While emailing with a friend today, we somehow got round to the topic of her ex boyfriends. She told me about how her first boyfriend, many years ago, had asked her to elope with him before his grandmother could bring him to America for college. So they made plans, but she changed her mind and didn't show up at their designated meeting place. She could have been kinder and refused politely, but she knew that if she saw him then, she would not have been able to say no and would have gone with him despite her decision.

She had two long relationships since then, but both didn't work out, tainted with the shadow of her first love. It has been years since she has been in a relationship, and she finds out that the guy she sort of jilted is back in their hometown. She has not made any contact with him and she doesn’t know if he's married or in a relationship or it's complicated (maybe she should just invite him to Facebook to find out). She has no delusions of their getting back together but at the same time, she is afraid to contact him for fear he'll break her heart if he tells her: "I'm married, back off."

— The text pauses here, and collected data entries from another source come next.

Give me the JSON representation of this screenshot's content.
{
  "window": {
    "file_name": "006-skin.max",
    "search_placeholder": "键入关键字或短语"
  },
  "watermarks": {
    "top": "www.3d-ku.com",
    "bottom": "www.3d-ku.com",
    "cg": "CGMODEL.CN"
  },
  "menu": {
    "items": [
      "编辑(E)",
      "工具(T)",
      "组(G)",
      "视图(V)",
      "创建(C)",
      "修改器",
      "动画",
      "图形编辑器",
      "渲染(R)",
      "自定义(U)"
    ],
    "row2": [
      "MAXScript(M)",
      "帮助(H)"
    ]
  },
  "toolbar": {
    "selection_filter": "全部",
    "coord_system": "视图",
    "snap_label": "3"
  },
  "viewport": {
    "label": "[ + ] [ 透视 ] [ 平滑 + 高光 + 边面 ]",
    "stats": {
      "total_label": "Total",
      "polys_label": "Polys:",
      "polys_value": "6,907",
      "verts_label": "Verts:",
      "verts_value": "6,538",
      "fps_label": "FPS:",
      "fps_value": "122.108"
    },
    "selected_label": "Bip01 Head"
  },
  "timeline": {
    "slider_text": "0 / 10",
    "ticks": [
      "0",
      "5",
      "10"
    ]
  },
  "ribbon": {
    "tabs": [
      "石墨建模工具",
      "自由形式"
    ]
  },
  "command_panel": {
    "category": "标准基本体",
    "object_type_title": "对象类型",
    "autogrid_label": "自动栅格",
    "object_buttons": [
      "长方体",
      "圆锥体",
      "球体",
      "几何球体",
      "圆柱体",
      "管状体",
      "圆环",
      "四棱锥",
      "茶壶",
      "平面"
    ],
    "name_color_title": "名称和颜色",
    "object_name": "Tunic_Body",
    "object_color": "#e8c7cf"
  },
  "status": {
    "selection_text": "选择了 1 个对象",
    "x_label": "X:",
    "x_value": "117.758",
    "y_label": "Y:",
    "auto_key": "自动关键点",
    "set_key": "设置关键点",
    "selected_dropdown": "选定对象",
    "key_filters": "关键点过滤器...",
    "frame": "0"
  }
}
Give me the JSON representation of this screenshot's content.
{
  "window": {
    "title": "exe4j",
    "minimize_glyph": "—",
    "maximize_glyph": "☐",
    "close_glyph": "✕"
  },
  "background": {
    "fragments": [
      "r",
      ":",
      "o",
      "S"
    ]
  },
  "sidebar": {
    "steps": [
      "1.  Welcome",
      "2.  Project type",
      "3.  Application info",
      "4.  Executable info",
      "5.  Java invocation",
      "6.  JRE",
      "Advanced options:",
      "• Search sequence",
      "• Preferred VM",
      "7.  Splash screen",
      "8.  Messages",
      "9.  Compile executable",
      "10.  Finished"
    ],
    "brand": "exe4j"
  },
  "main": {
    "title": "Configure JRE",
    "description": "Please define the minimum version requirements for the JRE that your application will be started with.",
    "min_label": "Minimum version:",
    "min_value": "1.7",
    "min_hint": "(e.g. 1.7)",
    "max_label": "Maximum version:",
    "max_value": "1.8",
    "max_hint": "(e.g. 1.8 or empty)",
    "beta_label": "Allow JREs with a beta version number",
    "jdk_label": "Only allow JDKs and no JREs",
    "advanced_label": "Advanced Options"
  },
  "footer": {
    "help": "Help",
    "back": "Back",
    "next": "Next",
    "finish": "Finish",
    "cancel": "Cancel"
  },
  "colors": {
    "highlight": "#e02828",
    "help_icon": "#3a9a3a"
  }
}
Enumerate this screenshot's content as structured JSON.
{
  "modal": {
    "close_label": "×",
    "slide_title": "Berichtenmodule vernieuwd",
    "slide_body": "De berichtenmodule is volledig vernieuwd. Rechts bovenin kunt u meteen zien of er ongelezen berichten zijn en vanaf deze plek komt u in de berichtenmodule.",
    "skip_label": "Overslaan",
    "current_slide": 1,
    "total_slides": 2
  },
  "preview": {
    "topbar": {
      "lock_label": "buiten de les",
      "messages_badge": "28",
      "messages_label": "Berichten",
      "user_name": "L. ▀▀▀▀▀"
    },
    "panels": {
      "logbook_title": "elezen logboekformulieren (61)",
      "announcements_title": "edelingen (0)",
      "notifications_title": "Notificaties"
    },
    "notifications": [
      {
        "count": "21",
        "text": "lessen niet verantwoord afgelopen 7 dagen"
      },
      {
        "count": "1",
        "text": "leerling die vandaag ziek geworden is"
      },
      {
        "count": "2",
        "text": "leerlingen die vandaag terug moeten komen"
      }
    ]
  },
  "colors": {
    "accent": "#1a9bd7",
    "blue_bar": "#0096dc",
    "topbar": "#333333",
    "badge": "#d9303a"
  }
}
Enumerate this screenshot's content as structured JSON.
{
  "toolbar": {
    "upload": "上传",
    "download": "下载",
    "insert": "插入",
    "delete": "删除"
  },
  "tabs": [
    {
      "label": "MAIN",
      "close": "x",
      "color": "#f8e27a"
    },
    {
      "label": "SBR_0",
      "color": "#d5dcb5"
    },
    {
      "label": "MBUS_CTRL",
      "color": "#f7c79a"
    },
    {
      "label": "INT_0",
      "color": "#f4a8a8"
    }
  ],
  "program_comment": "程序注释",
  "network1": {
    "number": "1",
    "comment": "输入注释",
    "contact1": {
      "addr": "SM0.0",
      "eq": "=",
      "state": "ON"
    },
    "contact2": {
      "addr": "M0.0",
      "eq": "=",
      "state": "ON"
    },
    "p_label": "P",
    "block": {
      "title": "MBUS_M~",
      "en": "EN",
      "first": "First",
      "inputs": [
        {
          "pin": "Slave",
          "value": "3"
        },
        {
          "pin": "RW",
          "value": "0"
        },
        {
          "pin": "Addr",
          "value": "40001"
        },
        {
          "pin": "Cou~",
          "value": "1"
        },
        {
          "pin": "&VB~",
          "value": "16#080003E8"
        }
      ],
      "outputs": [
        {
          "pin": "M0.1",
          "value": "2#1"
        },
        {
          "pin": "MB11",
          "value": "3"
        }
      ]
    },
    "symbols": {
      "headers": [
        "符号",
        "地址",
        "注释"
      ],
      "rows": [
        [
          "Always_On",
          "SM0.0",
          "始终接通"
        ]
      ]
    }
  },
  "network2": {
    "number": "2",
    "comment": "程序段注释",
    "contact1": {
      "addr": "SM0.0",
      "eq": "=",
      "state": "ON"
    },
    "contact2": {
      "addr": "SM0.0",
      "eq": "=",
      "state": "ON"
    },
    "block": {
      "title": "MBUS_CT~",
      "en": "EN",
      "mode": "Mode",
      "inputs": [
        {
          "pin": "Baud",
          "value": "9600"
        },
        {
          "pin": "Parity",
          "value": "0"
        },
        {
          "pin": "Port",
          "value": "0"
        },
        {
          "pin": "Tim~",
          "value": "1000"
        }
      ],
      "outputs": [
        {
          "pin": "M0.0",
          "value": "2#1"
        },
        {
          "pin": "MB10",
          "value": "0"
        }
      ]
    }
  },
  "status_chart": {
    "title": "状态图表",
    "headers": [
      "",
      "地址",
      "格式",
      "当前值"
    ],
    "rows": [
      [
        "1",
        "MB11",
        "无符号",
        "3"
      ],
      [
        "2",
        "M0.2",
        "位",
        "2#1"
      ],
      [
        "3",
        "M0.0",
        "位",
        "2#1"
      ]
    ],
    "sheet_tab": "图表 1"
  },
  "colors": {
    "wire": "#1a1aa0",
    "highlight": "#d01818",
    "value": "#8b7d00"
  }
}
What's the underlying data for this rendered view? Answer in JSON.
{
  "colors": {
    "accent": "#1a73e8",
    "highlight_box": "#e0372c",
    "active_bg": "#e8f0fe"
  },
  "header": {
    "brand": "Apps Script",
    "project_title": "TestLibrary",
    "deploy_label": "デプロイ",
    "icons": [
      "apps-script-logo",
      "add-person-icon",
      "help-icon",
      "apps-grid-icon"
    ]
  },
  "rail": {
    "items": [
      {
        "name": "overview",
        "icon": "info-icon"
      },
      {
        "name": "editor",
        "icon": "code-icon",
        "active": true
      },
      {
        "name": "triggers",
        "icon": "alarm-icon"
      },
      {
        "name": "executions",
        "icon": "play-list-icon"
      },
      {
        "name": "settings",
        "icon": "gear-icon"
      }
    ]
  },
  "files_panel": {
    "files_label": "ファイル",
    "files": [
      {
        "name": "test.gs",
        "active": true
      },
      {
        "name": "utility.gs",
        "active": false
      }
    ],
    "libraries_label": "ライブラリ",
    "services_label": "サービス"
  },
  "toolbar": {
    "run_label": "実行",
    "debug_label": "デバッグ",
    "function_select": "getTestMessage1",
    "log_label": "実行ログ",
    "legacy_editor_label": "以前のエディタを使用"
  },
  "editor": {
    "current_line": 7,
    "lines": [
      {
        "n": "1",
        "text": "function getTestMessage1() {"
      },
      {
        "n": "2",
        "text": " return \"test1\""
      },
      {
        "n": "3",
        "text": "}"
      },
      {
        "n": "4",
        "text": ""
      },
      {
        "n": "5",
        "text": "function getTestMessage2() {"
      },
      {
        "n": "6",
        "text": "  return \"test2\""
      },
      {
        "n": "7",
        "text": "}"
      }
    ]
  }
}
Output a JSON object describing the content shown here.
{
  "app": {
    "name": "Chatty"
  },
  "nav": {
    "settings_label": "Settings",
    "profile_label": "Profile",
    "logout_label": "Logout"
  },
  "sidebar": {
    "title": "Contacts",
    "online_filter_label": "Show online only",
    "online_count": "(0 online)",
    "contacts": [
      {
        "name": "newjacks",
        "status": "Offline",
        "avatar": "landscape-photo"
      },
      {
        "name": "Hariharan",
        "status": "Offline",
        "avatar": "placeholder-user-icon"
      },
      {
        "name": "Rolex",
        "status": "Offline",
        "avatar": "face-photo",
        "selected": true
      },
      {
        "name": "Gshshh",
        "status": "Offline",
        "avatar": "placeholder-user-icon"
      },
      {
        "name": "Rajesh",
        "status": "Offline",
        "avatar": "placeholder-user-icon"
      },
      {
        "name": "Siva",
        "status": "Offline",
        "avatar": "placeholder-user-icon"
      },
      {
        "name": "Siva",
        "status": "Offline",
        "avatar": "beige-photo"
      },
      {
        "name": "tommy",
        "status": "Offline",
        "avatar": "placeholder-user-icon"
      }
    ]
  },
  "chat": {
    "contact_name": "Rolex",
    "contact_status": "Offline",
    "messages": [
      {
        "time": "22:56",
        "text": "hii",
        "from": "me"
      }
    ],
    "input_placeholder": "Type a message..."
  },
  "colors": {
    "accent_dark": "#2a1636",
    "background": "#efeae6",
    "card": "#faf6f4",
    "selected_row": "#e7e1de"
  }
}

After narrating her story (including that of her second and third boyfriends) in so many words, I had only one line in reply: "Have you read the short story Dead Stars by Paz Marquez Benitez?"

Dead Stars is the first Philippine short story in publication, and has always been one of my favorites. The story is about this guy, Alfredo, who, afraid that he was being left behind by life, avidly seized on the shadow of love and got engaged to a girl named Esperanza. Then he meets Julia, the woman that causes violent commotion in his heart, yet has no place in the completed ordering of his life. He becomes torn but in the end, he marries Esperanza out of obligation. Many years later, he finds himself in Julia's hometown, Calle Luz, and he is eager to see again the woman that he has been thinking of all these years. But when he does talk to her, he realizes that even though she had not changed that much, his feelings had.


"So that was all over. Why had he obstinately clung to that dream?
So all these years--since when?--he had been seeing the light of dead stars,
long extinguished, yet seemingly still in their appointed places in the heavens."


Stars are so far away from earth, you see, that it takes millions of years for their light to reach our eyes. Sometimes, by the time we see the light, "see" the star, the actual star had long since died and is no longer there. Such was the case with Alfredo, who had been in love with a memory, a "what if." Could such be the case with my friend? We'll find out when she eventually makes her way to her own Calle Luz.